The Three Core Principles of Corneotherapy:
1. Prevent: Avoid Exposure to barrier-damaging chemicals, products, environments and events
2. Protect: protect lipids from oxidation
3. Correct and Supplement: Use barrier repair, hydration and anti-inflammatory ingredients.
It important to avoid potential irritants and remember that most barrier damaging ingredients are dose-dependent.
- Strong sulfates: Sodium Lauryl Sulfate – 0.5% or higher
- Strong Emulsifiers – used in moisturizers
- Uncontrolled , Low pH AHA’s 3.0 or lower
- Benzoyl Peroxide
- Propylene Glycol
- Esssential Oils: Cinnamon, Clove, Geranium, Peppermint, Sandalwood, Bergamot
- Synthetic Fragrance
- Avobenzone – chemical sunscreen
What can we do to repair and restore our lipid barrier? Ingredients to look for include:
- Linoleic Acids
- Tocopheryl Linoleate
- Plant oils: Sterols, GLA, Omegas
Remove and Revive:
- Glycolic and Lactic Acids – when you do light peels skin cell turnover rates increase, elastin and collagen levels increase and lipids are increased
Ingredients that trigger our own cells to create lipids:
- Magnesium Ascorbic Phosphate
- Farnesol/Farnesyl Acetate
- Beta Glucans
Using gentle cleaners and applying serums is a great way to restore lipids and prevent lipid oxidation. I recommend that when getting a facial clients bring their products with them to their appointment so their esthetician can see what products they are using to make sure they are the right ones for your skin. Using prescription Retinols over .025% can cause barrier damage as can harsh cleansers.

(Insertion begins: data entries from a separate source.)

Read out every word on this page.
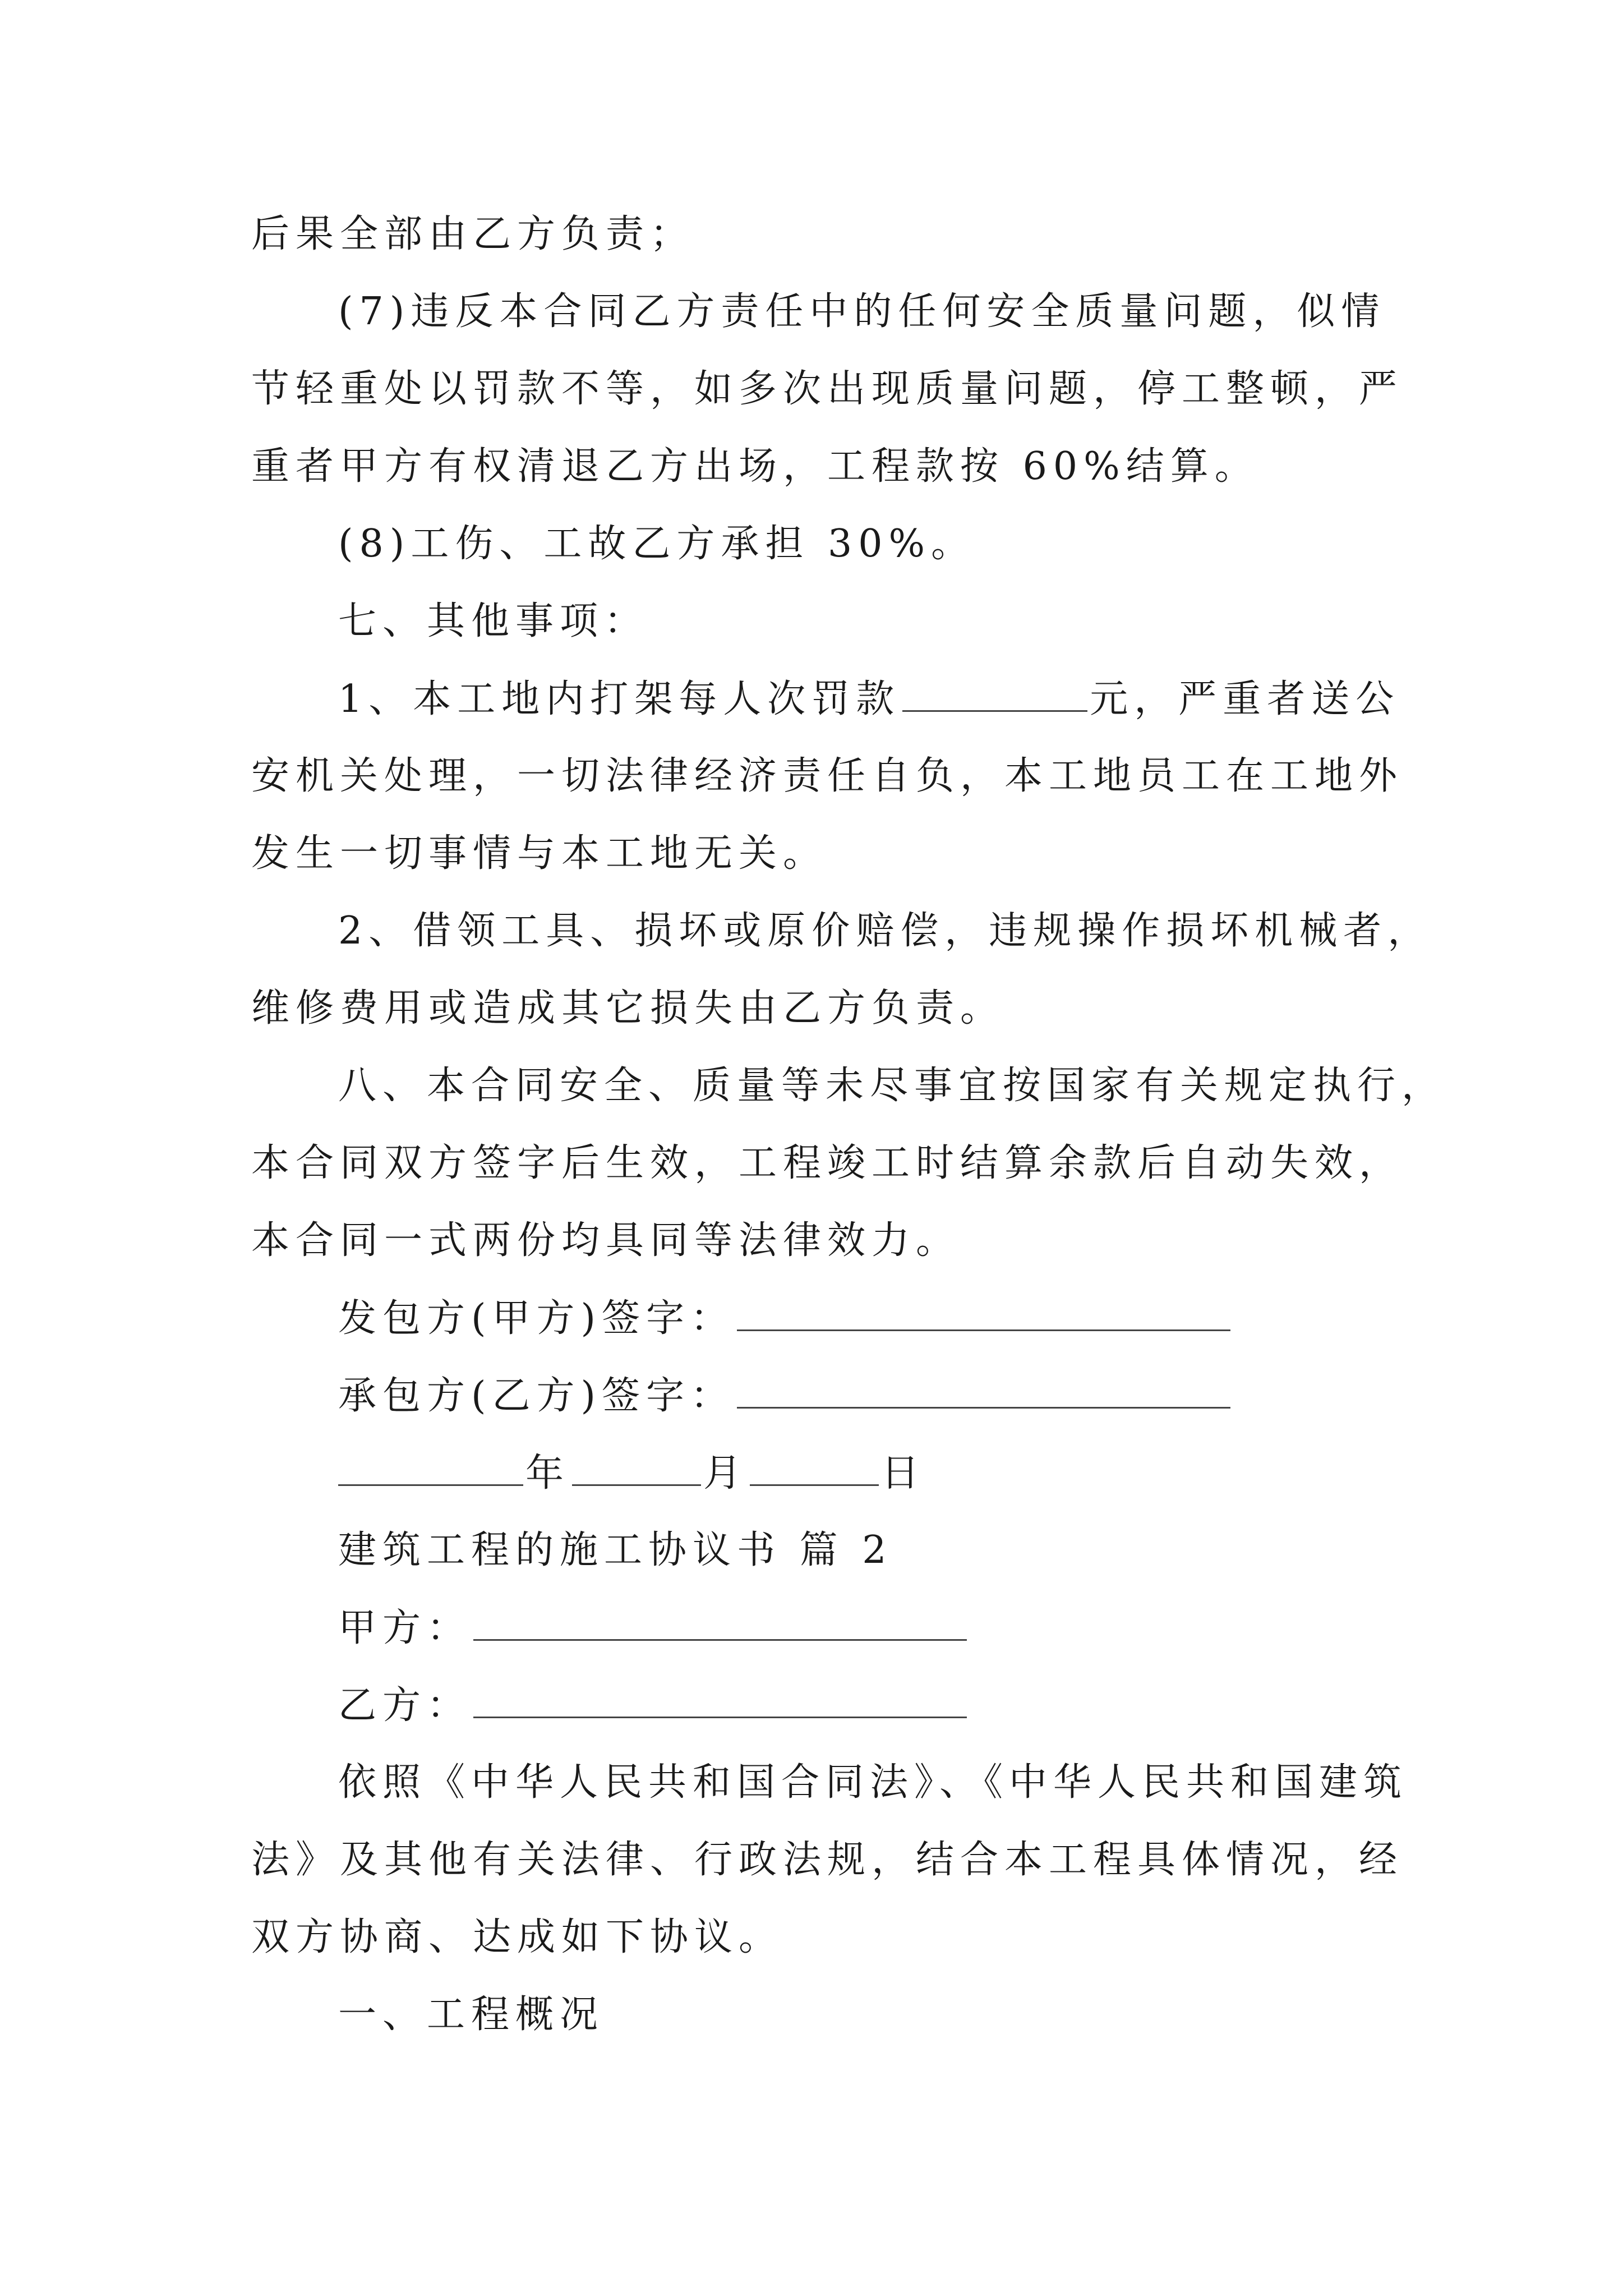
后果全部由乙方负责；
(7)违反本合同乙方责任中的任何安全质量问题，似情
节轻重处以罚款不等，如多次出现质量问题，停工整顿，严
重者甲方有权清退乙方出场，工程款按 60%结算。
(8)工伤、工故乙方承担 30%。
七、其他事项：
1、本工地内打架每人次罚款	元，严重者送公
安机关处理，一切法律经济责任自负，本工地员工在工地外
发生一切事情与本工地无关。
2、借领工具、损坏或原价赔偿，违规操作损坏机械者，
维修费用或造成其它损失由乙方负责。
八、本合同安全、质量等未尽事宜按国家有关规定执行，
本合同双方签字后生效，工程竣工时结算余款后自动失效，
本合同一式两份均具同等法律效力。
发包方(甲方)签字：
承包方(乙方)签字：
年	月	日
建筑工程的施工协议书 篇 2
甲方：
乙方：
依照《中华人民共和国合同法》、《中华人民共和国建筑
法》及其他有关法律、行政法规，结合本工程具体情况，经
双方协商、达成如下协议。
一、工程概况
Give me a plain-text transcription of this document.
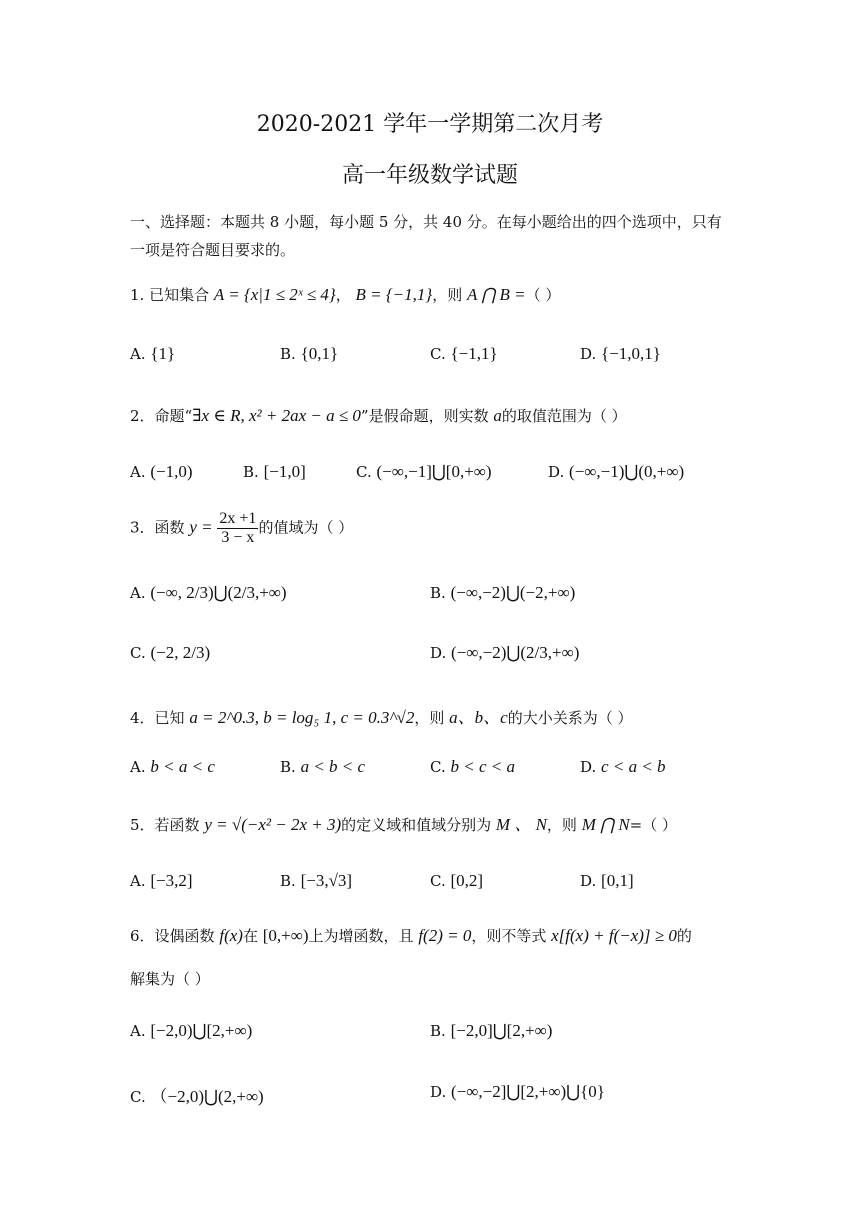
2020-2021 学年一学期第二次月考
高一年级数学试题
一、选择题：本题共 8 小题，每小题 5 分，共 40 分。在每小题给出的四个选项中，只有一项是符合题目要求的。
1. 已知集合 A = {x|1 ≤ 2ˣ ≤ 4}， B = {−1,1}，则 A ⋂ B =（ ）
A. {1}	B. {0,1}	C. {−1,1}	D. {−1,0,1}
2．命题“∃x ∈ R, x² + 2ax − a ≤ 0”是假命题，则实数 a的取值范围为（ ）
A. (−1,0)	B. [−1,0]	C. (−∞,−1]⋃[0,+∞)	D. (−∞,−1)⋃(0,+∞)
3．函数 $y = \frac{2x +1}{3 - x}$ 的值域为（ ）
A. (−∞, 2/3)⋃(2/3,+∞)	B. (−∞,−2)⋃(−2,+∞)
C. (−2, 2/3)	D. (−∞,−2)⋃(2/3,+∞)
4．已知 a = 2^0.3, b = log₅ 1, c = 0.3^√2，则 a、b、c的大小关系为（ ）
A. b < a < c	B. a < b < c	C. b < c < a	D. c < a < b
5．若函数 y = √(−x² − 2x + 3)的定义域和值域分别为 M 、 N，则 M ⋂ N=（ ）
A. [−3,2]	B. [−3,√3]	C. [0,2]	D. [0,1]
6．设偶函数 f(x)在 [0,+∞)上为增函数，且 f(2) = 0，则不等式 x[f(x) + f(−x)] ≥ 0的
解集为（ ）
A. [−2,0)⋃[2,+∞)	B. [−2,0]⋃[2,+∞)
C. （−2,0)⋃(2,+∞)	D. (−∞,−2]⋃[2,+∞)⋃{0}
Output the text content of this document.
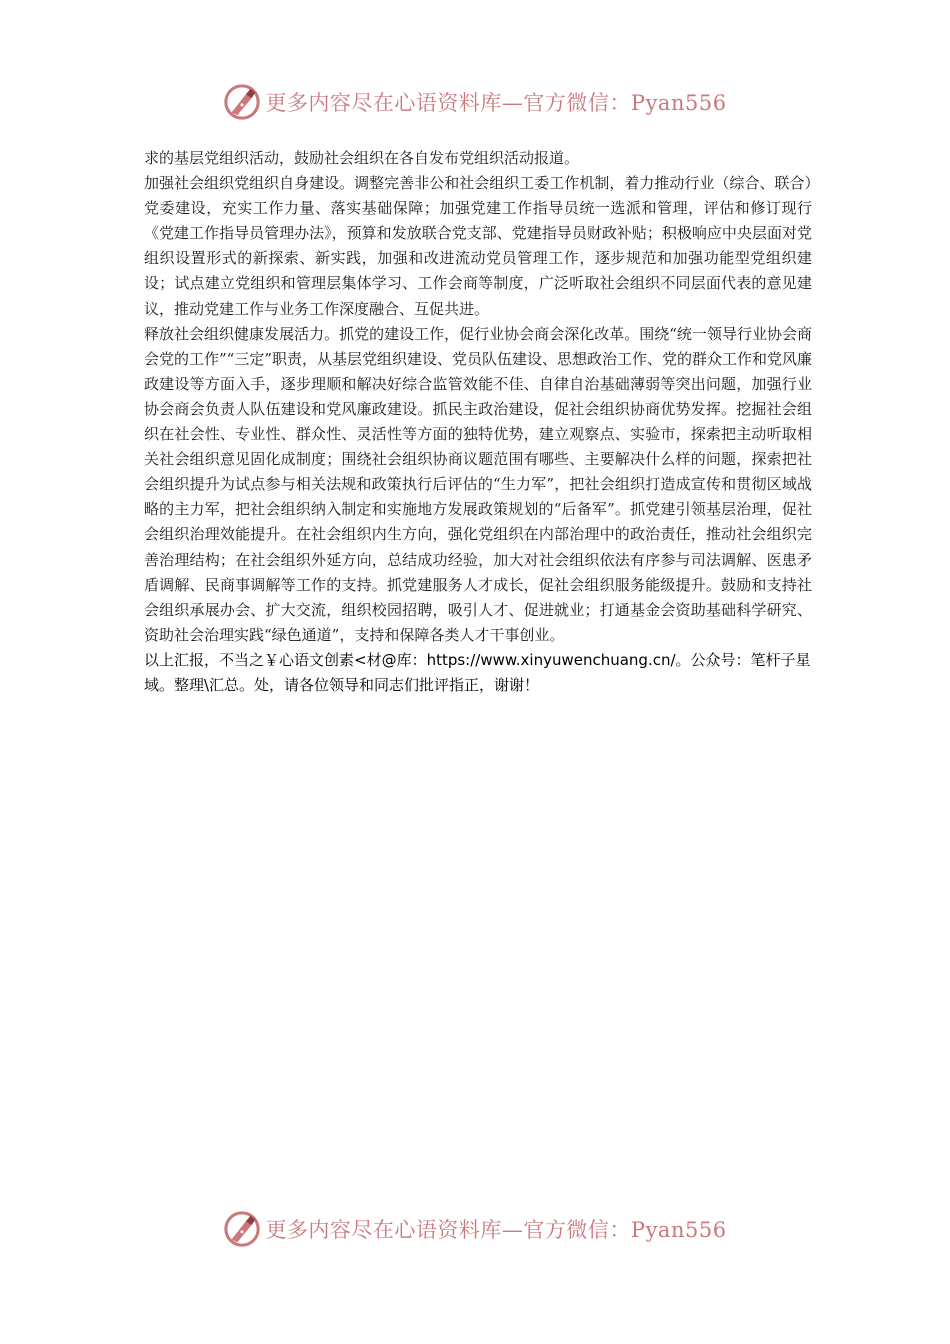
更多内容尽在心语资料库—官方微信：Pyan556

求的基层党组织活动，鼓励社会组织在各自发布党组织活动报道。

加强社会组织党组织自身建设。调整完善非公和社会组织工委工作机制，着力推动行业（综合、联合）党委建设，充实工作力量、落实基础保障；加强党建工作指导员统一选派和管理，评估和修订现行《党建工作指导员管理办法》，预算和发放联合党支部、党建指导员财政补贴；积极响应中央层面对党组织设置形式的新探索、新实践，加强和改进流动党员管理工作，逐步规范和加强功能型党组织建设；试点建立党组织和管理层集体学习、工作会商等制度，广泛听取社会组织不同层面代表的意见建议，推动党建工作与业务工作深度融合、互促共进。

释放社会组织健康发展活力。抓党的建设工作，促行业协会商会深化改革。围绕“统一领导行业协会商会党的工作”“三定”职责，从基层党组织建设、党员队伍建设、思想政治工作、党的群众工作和党风廉政建设等方面入手，逐步理顺和解决好综合监管效能不佳、自律自治基础薄弱等突出问题，加强行业协会商会负责人队伍建设和党风廉政建设。抓民主政治建设，促社会组织协商优势发挥。挖掘社会组织在社会性、专业性、群众性、灵活性等方面的独特优势，建立观察点、实验市，探索把主动听取相关社会组织意见固化成制度；围绕社会组织协商议题范围有哪些、主要解决什么样的问题，探索把社会组织提升为试点参与相关法规和政策执行后评估的“生力军”，把社会组织打造成宣传和贯彻区域战略的主力军，把社会组织纳入制定和实施地方发展政策规划的“后备军”。抓党建引领基层治理，促社会组织治理效能提升。在社会组织内生方向，强化党组织在内部治理中的政治责任，推动社会组织完善治理结构；在社会组织外延方向，总结成功经验，加大对社会组织依法有序参与司法调解、医患矛盾调解、民商事调解等工作的支持。抓党建服务人才成长，促社会组织服务能级提升。鼓励和支持社会组织承展办会、扩大交流，组织校园招聘，吸引人才、促进就业；打通基金会资助基础科学研究、资助社会治理实践“绿色通道”，支持和保障各类人才干事创业。

以上汇报，不当之￥心语文创素<材@库：https://www.xinyuwenchuang.cn/。公众号：笔杆子星域。整理\汇总。处，请各位领导和同志们批评指正，谢谢！

更多内容尽在心语资料库—官方微信：Pyan556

Natural Moisturizing Factor (NMF) keeps skin moist – ingredients to look for
- Metal Ions
- Amino Acids
Humectants are very important for hydration and barrier function – some popular ones:
- Hyaluronic Acid- Sodium Hyaluronate
- Laminaria digitata
- Lactic Acid
- Algae Peptides
- Amino Acids
In closing, we want to avoid environments that cause barrier damage, use skincare products formulated specifically for barrier damaged skin, i.e.. “professional products”. We want to avoid irritants and common allergens, hydrate and seal and protect newly formed lipids from oxidation.